Due to the difficult economic situation entrepreneurs have been given time until the end of April to acquaint themselves with the proposed changes. The new law will be applicable from May, although most of its solutions could take effect as of 1 January 2021. It means that entrepreneurs running limited partnerships will face some big changes in how they conduct their business.
Why limited partnerships will have been taxed under corporate income tax?
According to the Ministry of Finance, such a solution is crucial, as current regulations regarding limited partnerships exhibit inaccuracies. Audits conducted by the Ministry have indicated that those who decide on forming a limited partnership subsequently avoid paying taxes. This, in turn, leads to reducing the competitiveness of companies and lower revenue of the Treasury. However, a stricter control of limited partnerships is not the only benefit of the new law legislators foresee. The new regulation will also include a maximum abolition tax relief deduction amount, as well as the increase of a revenue limit for current fiscal year enabling entrepreneurs to benefit from a reduced corporate income tax rate.
The opponents of the proposed solution point out that avoiding taxation is a rare reason for choosing a limited partnership.
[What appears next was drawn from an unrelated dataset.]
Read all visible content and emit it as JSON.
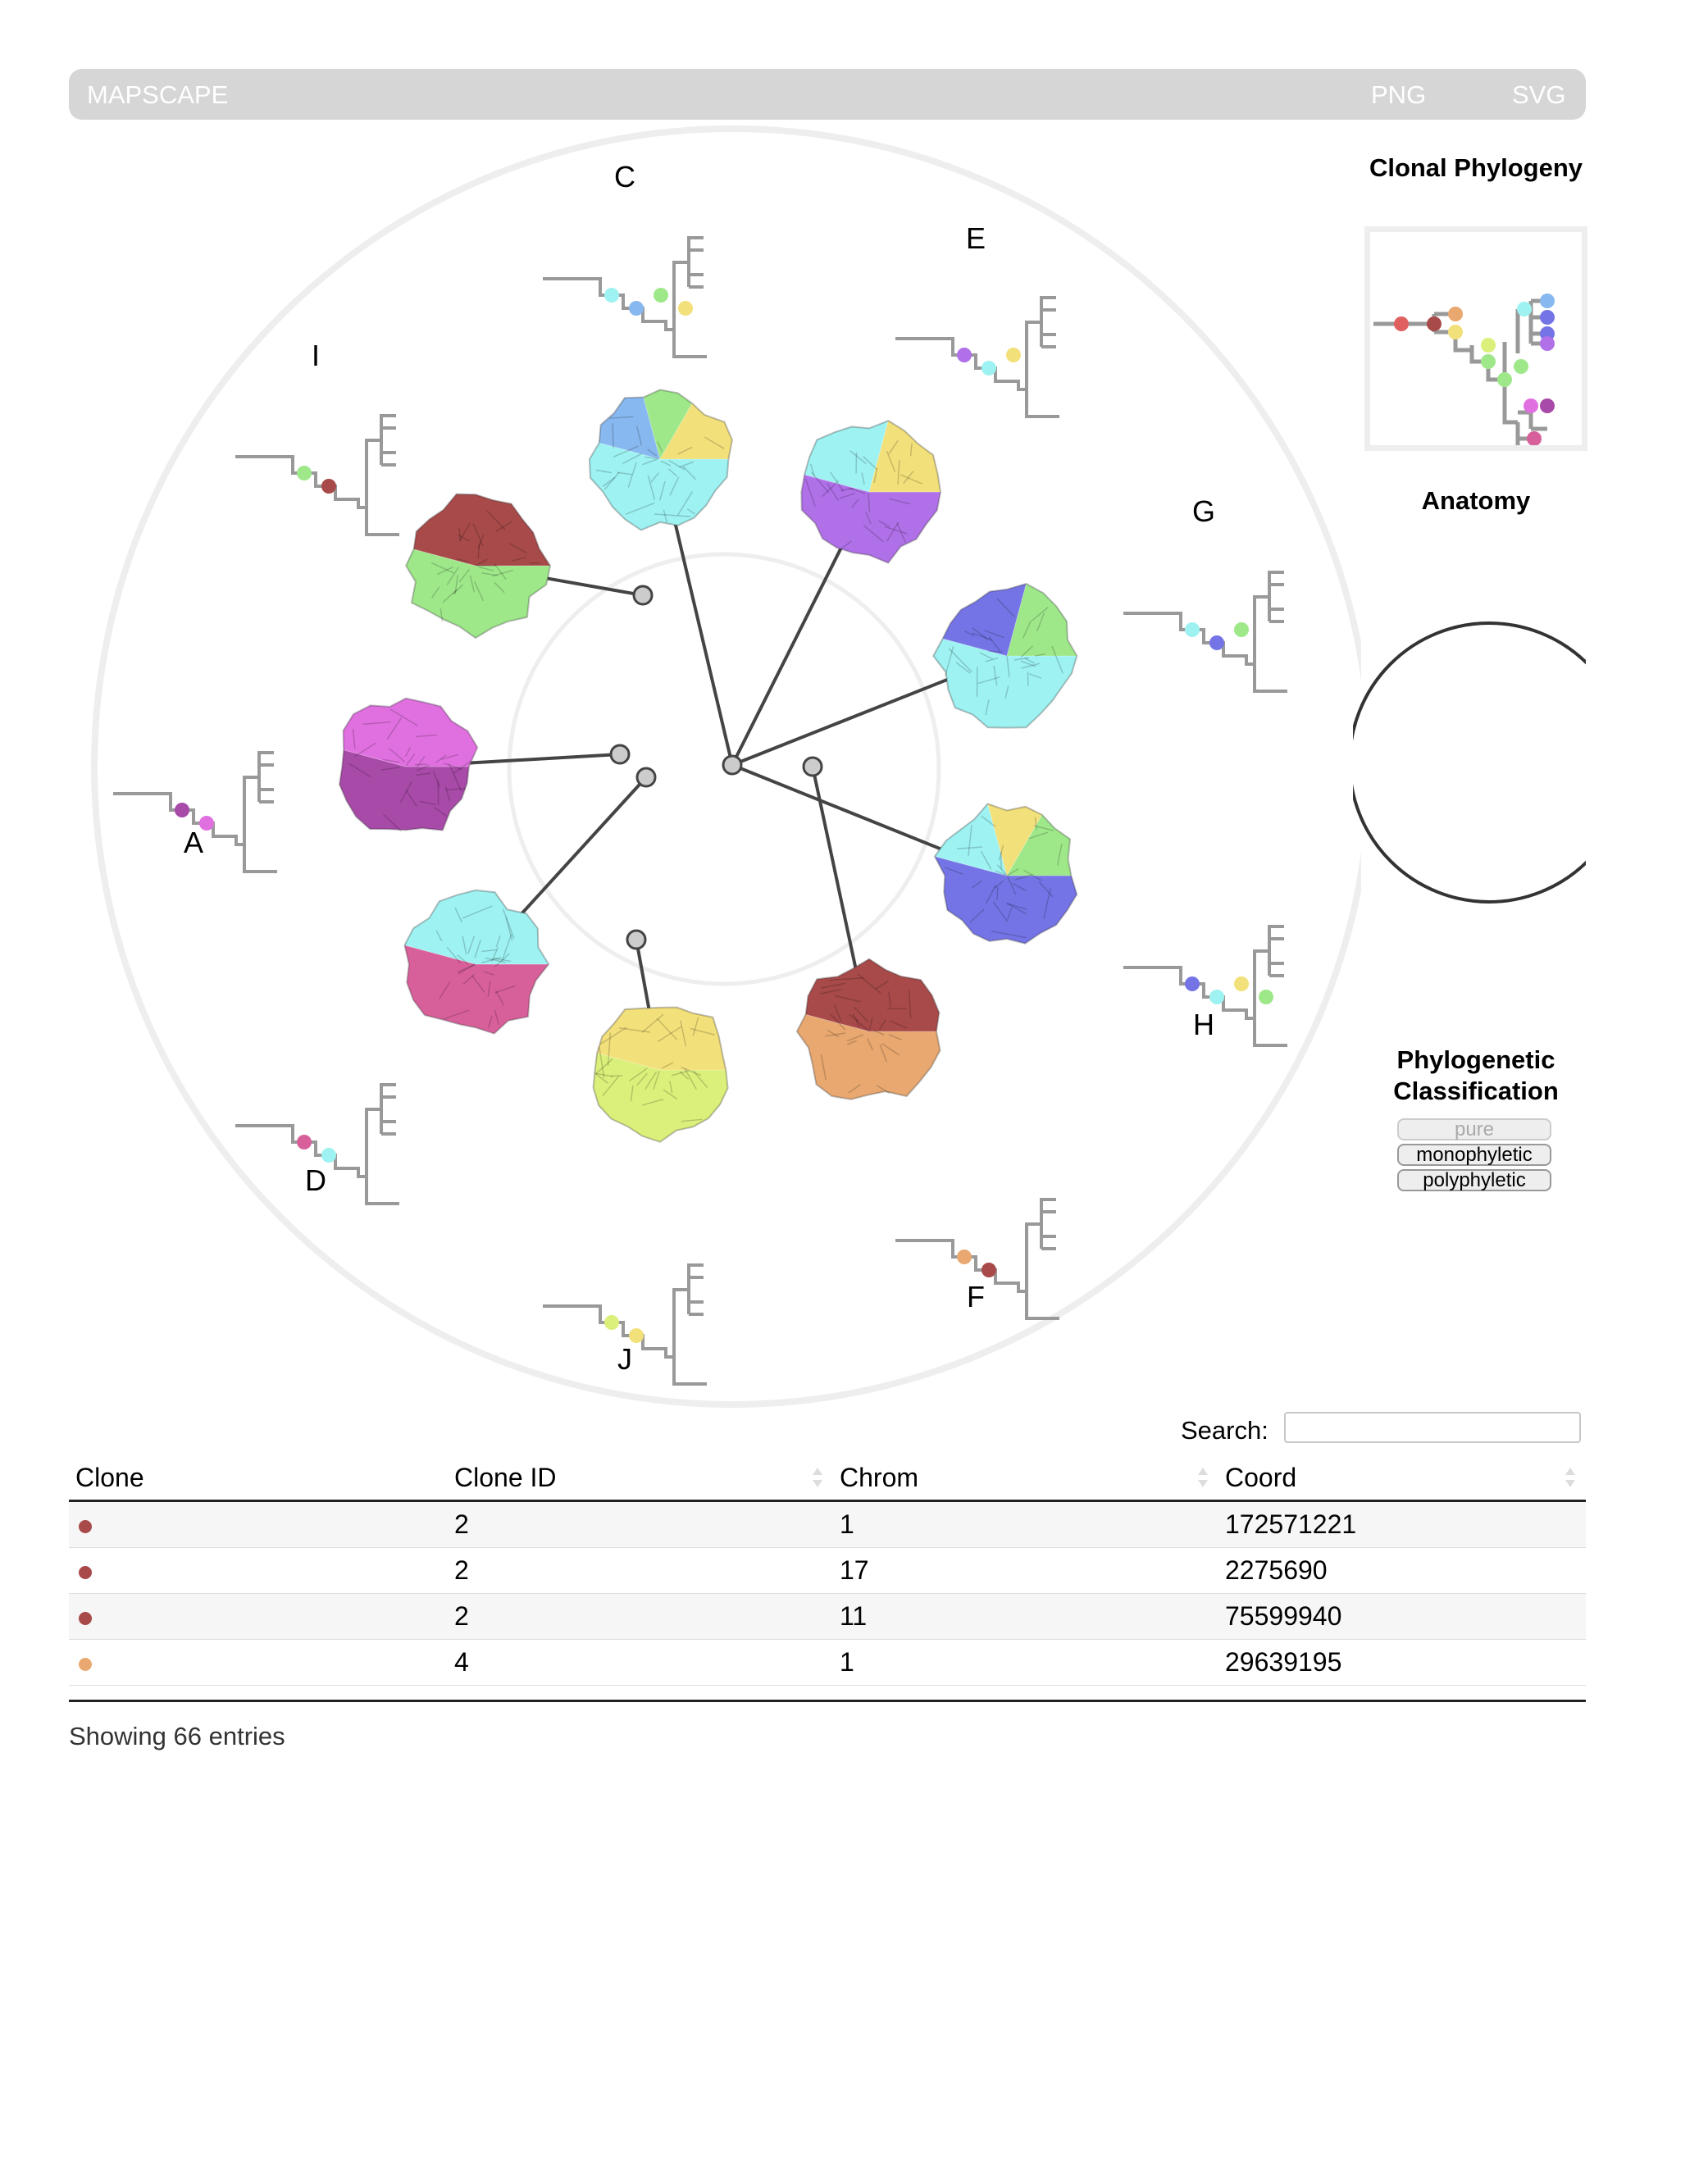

They also call for attention to the high risk of bankruptcy and going out of business for those who will have to adjust to the new regulations and pay corporate income tax. At the same time, they argue that the time to familiarize oneself with the new regulations is too short to properly prepare oneself for the changes to come, even if the law should take effect in May 2021. Moreover, the timing of the announcement of the amendment didn’t go unnoticed, as many businesses are and for the next several months will be struggling financially due to the current economic situation caused by the pandemic.
The changes to come
The new regulation involves changes in legislation regarding:
Personal Income Tax Act
Corporate Income Tax Act
Act on the Lump-sum Income Tax on Certain Revenue Earned by Individuals
In accordance with the announcement, entrepreneurs running limited partnerships are going to have to pay income tax in the amount of 19% beginning with May 2021. The proposed changes also include raising the revenue limit for the current fiscal year which allows a lower CIT in the amount of 9% to 2 million EUR. Similarly, the flat rate limit would also be raised to 2 million EUR.
Another change encouraging running business in Poland is the introduction of 1,360 PLN limit on the tax abolition relief. According to the analysis of the Ministry of Finance, current tax abolition relief is not satisfactory enough for the entrepreneurs to conduct profitable business activity in Poland.
For entrepreneurs whose revenue for the previous fiscal year did not exceed 50 million EUR, and for tax capital groups despite their revenue, the proposed changes would mean the obligation to declare their tax accounting method. All of these changes remain a subject of debate with entrepreneurs.